Against Badosa, Collins had six break opportunities, of which he converted five.

This was an unseeded player versus player encounter in the first round, which may surprise you given their pasts. Collins made over a million dollars from Miami and soared to the No. 22 spot in the rankings. Badosa was the second-ranked player in the world two years ago following a run that included a participation in the quarterfinals here.

Collins was more proficient right away, taking just 29 minutes to win the first set and the first four games. Collins struck a scorching backhand winner down the line when Badosa served at 0-3. Collins’ first serve was at 118 mph. Collins had perfect timing, even with the switch from hard courts to clay.

Badosa eventually settled into a groove and made her way back into the second set. She had a break point to tie the match at four all, but Collins eventually made an escape with a well-placed backhand winner into the open court.

A strange incident occurred when a waiter passed out while Badosa was serving customers from 3 to 5. To thunderous cheers, the linesperson was taken off a stretcher and given medical attention. There was a long pause before play started again. Collins sealed the deal with an outside unreturnable serve.

Regarding the medical hold-up, Collins remarked, “Everything that happened, my heart broke in half.” “I almost started crying. Had to reset. Looks like he’s going to be OK, that’s the main thing.”

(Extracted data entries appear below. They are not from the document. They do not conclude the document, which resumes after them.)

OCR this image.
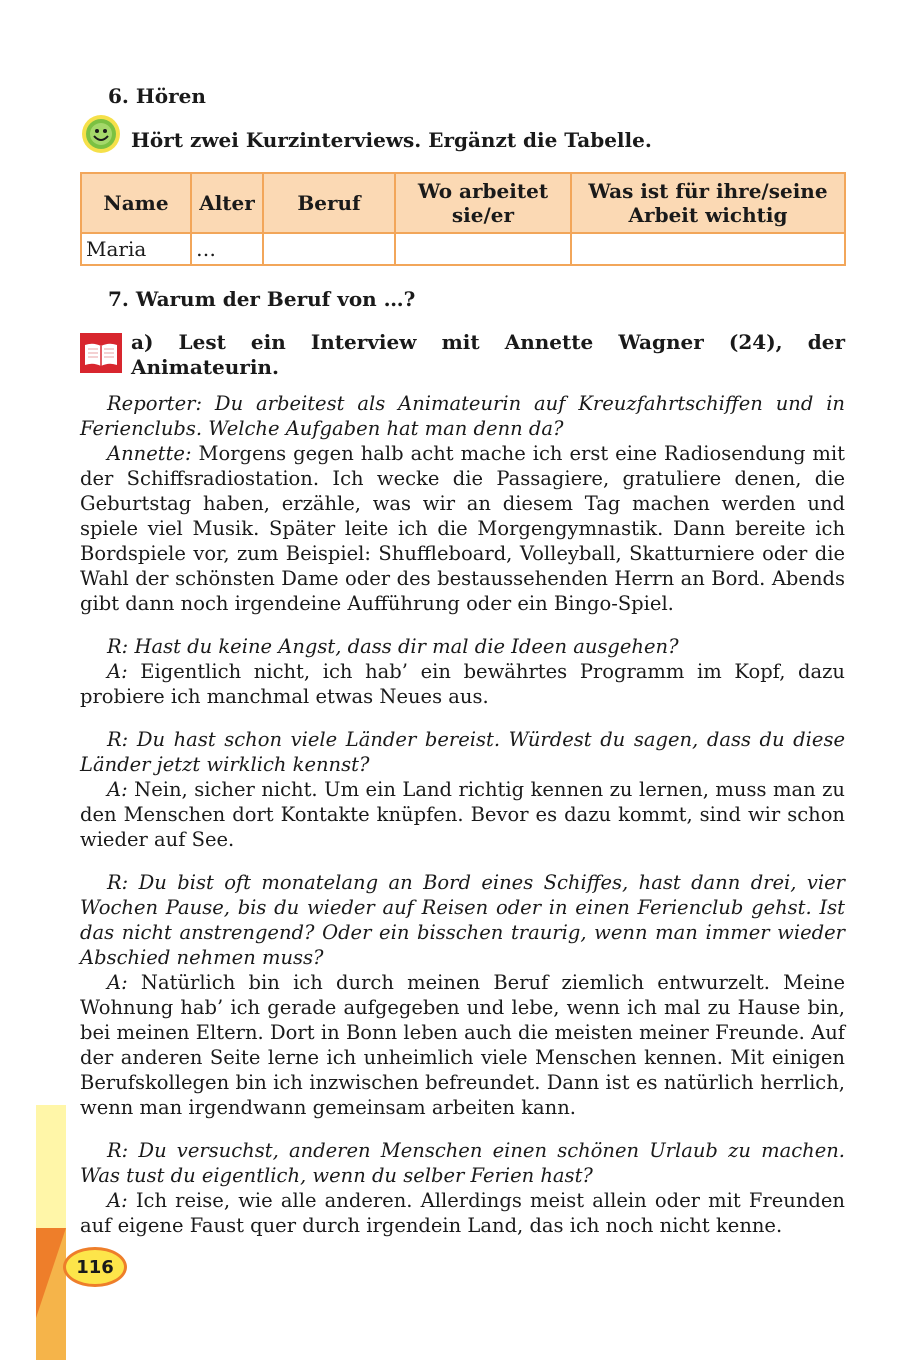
6. Hören
Hört zwei Kurzinterviews. Ergänzt die Tabelle.
Name	Alter	Beruf	Wo arbeitet sie/er	Was ist für ihre/seine Arbeit wichtig
Maria	…			
7. Warum der Beruf von …?
a) Lest ein Interview mit Annette Wagner (24), der Animateurin.

Reporter: Du arbeitest als Animateurin auf Kreuzfahrtschiffen und in Ferienclubs. Welche Aufgaben hat man denn da?

Annette: Morgens gegen halb acht mache ich erst eine Radiosendung mit der Schiffsradiostation. Ich wecke die Passagiere, gratuliere denen, die Geburtstag haben, erzähle, was wir an diesem Tag machen werden und spiele viel Musik. Später leite ich die Morgengymnastik. Dann bereite ich Bordspiele vor, zum Beispiel: Shuffleboard, Volleyball, Skatturniere oder die Wahl der schönsten Dame oder des bestaussehenden Herrn an Bord. Abends gibt dann noch irgendeine Aufführung oder ein Bingo-Spiel.

R: Hast du keine Angst, dass dir mal die Ideen ausgehen?

A: Eigentlich nicht, ich hab’ ein bewährtes Programm im Kopf, dazu probiere ich manchmal etwas Neues aus.

R: Du hast schon viele Länder bereist. Würdest du sagen, dass du diese Länder jetzt wirklich kennst?

A: Nein, sicher nicht. Um ein Land richtig kennen zu lernen, muss man zu den Menschen dort Kontakte knüpfen. Bevor es dazu kommt, sind wir schon wieder auf See.

R: Du bist oft monatelang an Bord eines Schiffes, hast dann drei, vier Wochen Pause, bis du wieder auf Reisen oder in einen Ferienclub gehst. Ist das nicht anstrengend? Oder ein bisschen traurig, wenn man immer wieder Abschied nehmen muss?

A: Natürlich bin ich durch meinen Beruf ziemlich entwurzelt. Meine Wohnung hab’ ich gerade aufgegeben und lebe, wenn ich mal zu Hause bin, bei meinen Eltern. Dort in Bonn leben auch die meisten meiner Freunde. Auf der anderen Seite lerne ich unheimlich viele Menschen kennen. Mit einigen Berufskollegen bin ich inzwischen befreundet. Dann ist es natürlich herrlich, wenn man irgendwann gemeinsam arbeiten kann.

R: Du versuchst, anderen Menschen einen schönen Urlaub zu machen. Was tust du eigentlich, wenn du selber Ferien hast?

A: Ich reise, wie alle anderen. Allerdings meist allein oder mit Freunden auf eigene Faust quer durch irgendein Land, das ich noch nicht kenne.

116
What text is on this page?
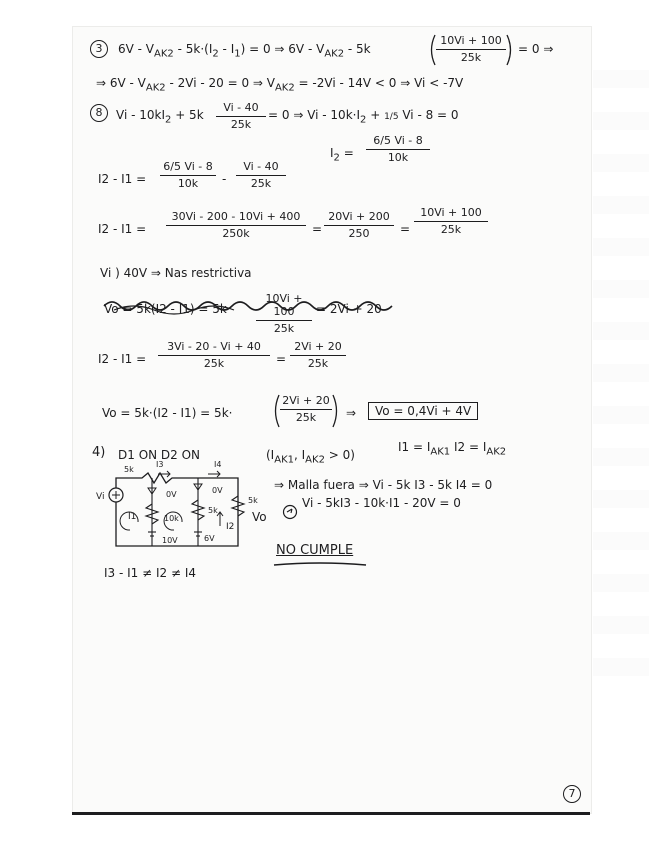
3	$6V - V_{AK2} - 5k\cdot(I_2 - I_1) = 0$ ⇒ $6V - V_{AK2} - 5k$	$\frac{10Vi + 100}{25k} = 0$ ⇒
⇒ $6V - V_{AK2} - 2Vi - 20 = 0$ ⇒ $V_{AK2} = -2Vi - 14V < 0$ ⇒ Vi < -7V
8	$Vi - 10kI_2 + 5k \frac{Vi - 40}{25k} = 0$ ⇒ $Vi - 10k\cdot I_2 + 1/5$ Vi - 8 = 0
$I_2 = \frac{6/5 Vi - 8}{10k}$
$I2 - I1 = \frac{6/5 Vi - 8}{10k} - \frac{Vi - 40}{25k}$
$I2 - I1 = \frac{30Vi - 200 - 10Vi + 400}{250k} = \frac{20Vi + 200}{250} = \frac{10Vi + 100}{25k}$
Vi ) 40V ⇒ Nas restrictiva
Vo = 5k(I2 - I1) = 5k	$\frac{10Vi + 100}{25k} = 2Vi + 20$
$I2 - I1 = \frac{3Vi - 20 - Vi + 40}{25k} = \frac{2Vi + 20}{25k}$
Vo = 5k·(I2 - I1) = 5k·	$\frac{2Vi + 20}{25k}$ ⇒	Vo = 0,4Vi + 4V
4) D1 ON D2 ON	($I_{AK1}$, $I_{AK2} > 0$)
$I1 = I_{AK1}$ $I2 = I_{AK2}$
⇒ Malla fuera ⇒ Vi - 5k I3 - 5k I4 = 0
Vo
Vi - 5kI3 - 10k·I1 - 20V = 0
NO CUMPLE
5k
I3	I4
0V	0V
10k
5k
5k
10V	6V
Vi
I1
I2
I3 - I1 ≠ I2 ≠ I4
7
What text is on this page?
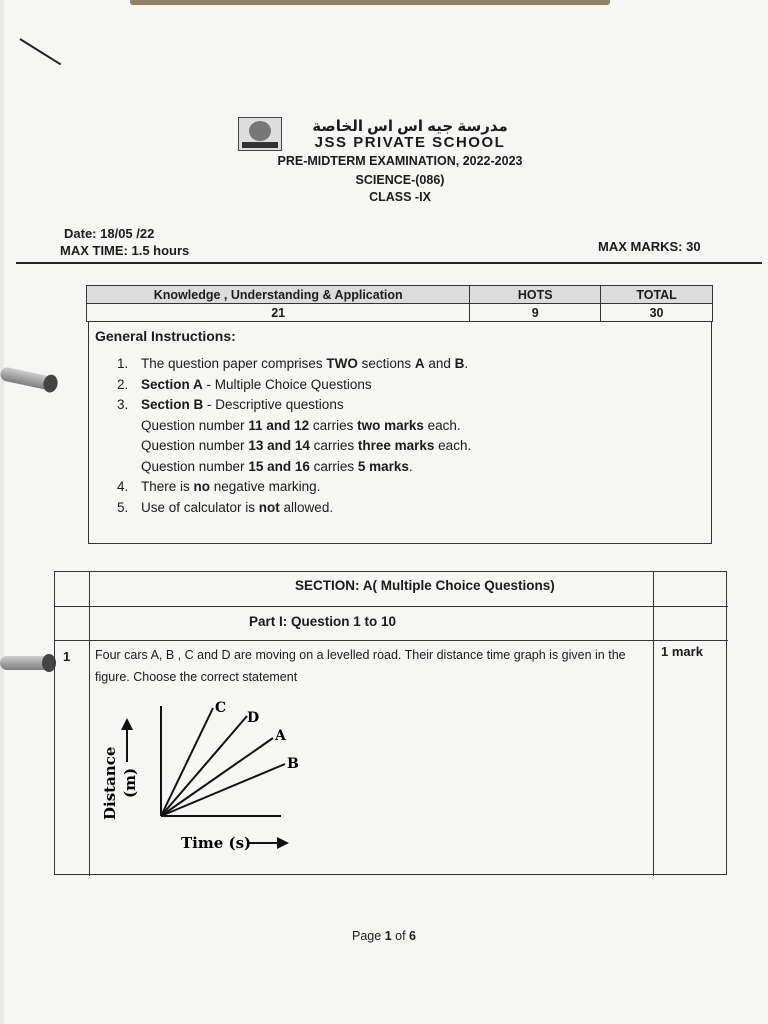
مدرسة جيه اس اس الخاصة
JSS PRIVATE SCHOOL
PRE-MIDTERM EXAMINATION, 2022-2023
SCIENCE-(086)
CLASS -IX
Date: 18/05 /22
MAX TIME: 1.5 hours	MAX MARKS: 30
Knowledge , Understanding & Application	HOTS	TOTAL
21	9	30
General Instructions:
1. The question paper comprises TWO sections A and B.
2. Section A - Multiple Choice Questions
3. Section B - Descriptive questions
Question number 11 and 12 carries two marks each.
Question number 13 and 14 carries three marks each.
Question number 15 and 16 carries 5 marks.
4. There is no negative marking.
5. Use of calculator is not allowed.
SECTION: A( Multiple Choice Questions)
Part I: Question 1 to 10
1 Four cars A, B , C and D are moving on a levelled road. Their distance time graph is given in the figure. Choose the correct statement
1 mark
Distance (m)
C
D
A
B
Time (s)
Page 1 of 6
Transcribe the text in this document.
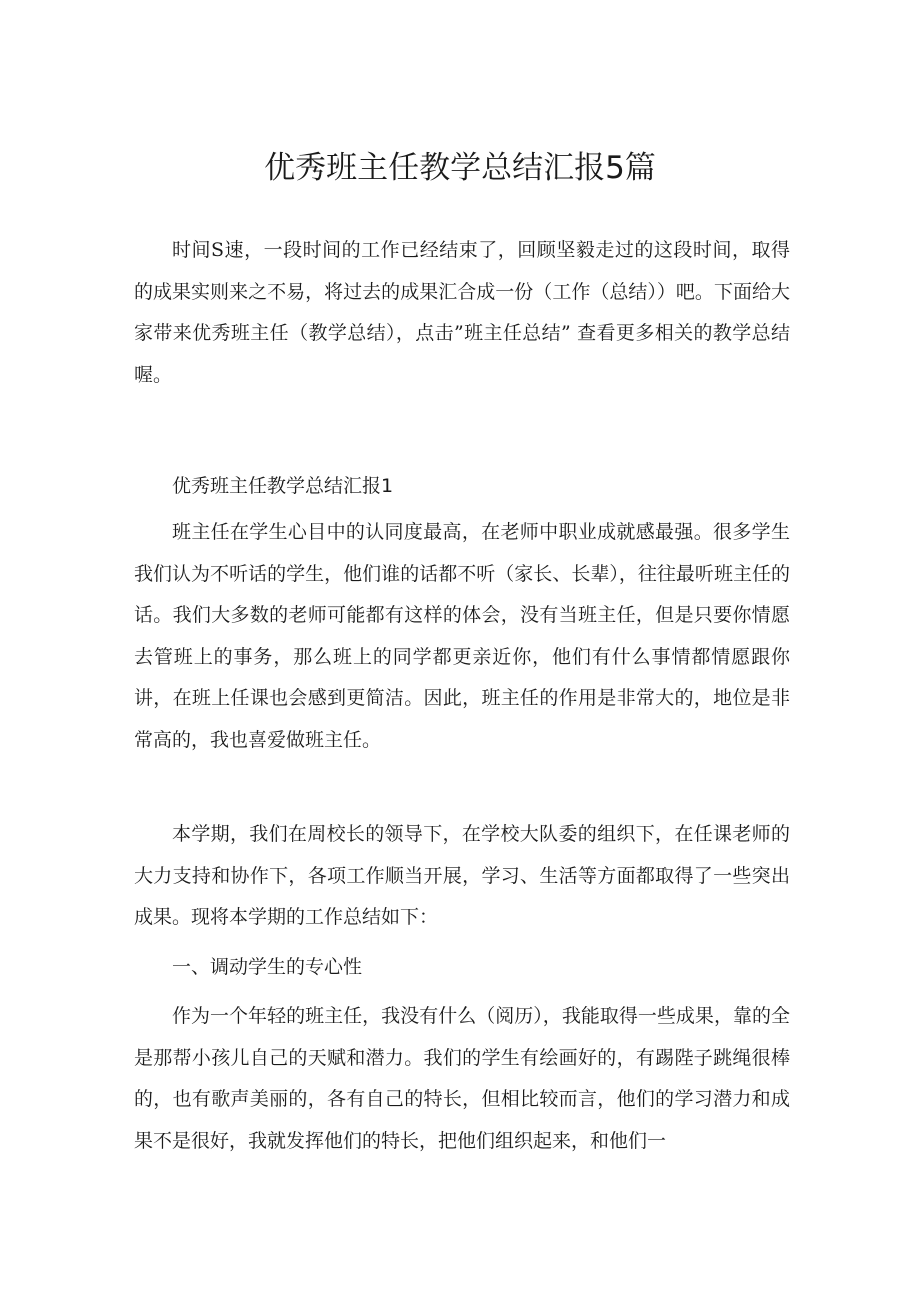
优秀班主任教学总结汇报5篇

时间S速，一段时间的工作已经结束了，回顾坚毅走过的这段时间，取得的成果实则来之不易，将过去的成果汇合成一份（工作（总结））吧。下面给大家带来优秀班主任（教学总结），点击”班主任总结” 查看更多相关的教学总结喔。

优秀班主任教学总结汇报1

班主任在学生心目中的认同度最高，在老师中职业成就感最强。很多学生我们认为不听话的学生，他们谁的话都不听（家长、长辈），往往最听班主任的话。我们大多数的老师可能都有这样的体会，没有当班主任，但是只要你情愿去管班上的事务，那么班上的同学都更亲近你，他们有什么事情都情愿跟你讲，在班上任课也会感到更简洁。因此，班主任的作用是非常大的，地位是非常高的，我也喜爱做班主任。

本学期，我们在周校长的领导下，在学校大队委的组织下，在任课老师的大力支持和协作下，各项工作顺当开展，学习、生活等方面都取得了一些突出成果。现将本学期的工作总结如下：

一、调动学生的专心性

作为一个年轻的班主任，我没有什么（阅历），我能取得一些成果，靠的全是那帮小孩儿自己的天赋和潜力。我们的学生有绘画好的，有踢陛子跳绳很棒的，也有歌声美丽的，各有自己的特长，但相比较而言，他们的学习潜力和成果不是很好，我就发挥他们的特长，把他们组织起来，和他们一
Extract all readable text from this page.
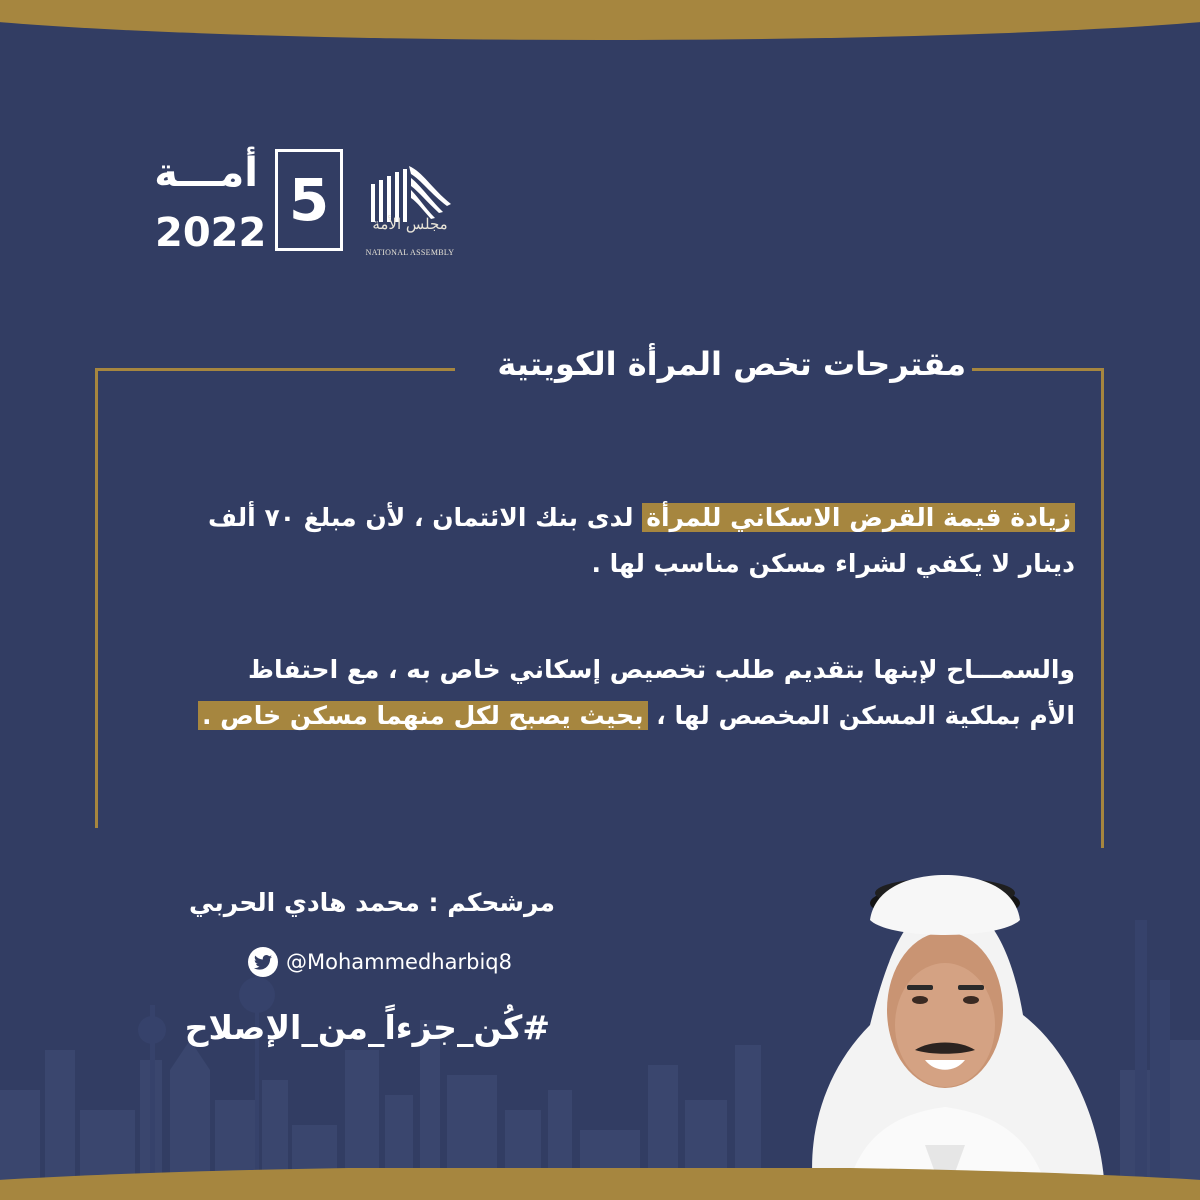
مجلس الأمة
NATIONAL ASSEMBLY
5
أمـــة
2022
مقترحات تخص المرأة الكويتية
زيادة قيمة القرض الاسكاني للمرأة لدى بنك الائتمان ، لأن مبلغ ٧٠ ألف
دينار لا يكفي لشراء مسكن مناسب لها .
والسمـــاح لإبنها بتقديم طلب تخصيص إسكاني خاص به ، مع احتفاظ
الأم بملكية المسكن المخصص لها ، بحيث يصبح لكل منهما مسكن خاص .
مرشحكم : محمد هادي الحربي
@Mohammedharbiq8
#كُن_جزءاً_من_الإصلاح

Collins is making her third trip at Charleston; in 2019, she made it to the quarterfinals. Furthermore, even though clay hasn’t always been her ideal surface, it doesn’t appear to matter at this time.

Collins is currently experiencing the present and riding the seemingly never-ending wave.

Alison Riske-Amritaj, a friend and former player, interrupted her news conference. Collins expressed regret for being away on her husband’s birthday. Later on, she was still going strong with Coco Vandeweghe, a former opponent and friend.

Collins remarked, “I mean, I’d rather go out with a bang than the other way.” “I know everybody has a different way of ending their professional career, and for me I want to go out playing my best tennis.”

“It’s amazing, the encouragement that I’ve been getting, and how many people want to keep seeing me play. But, I think, yeah, it’s time for me to peace out.”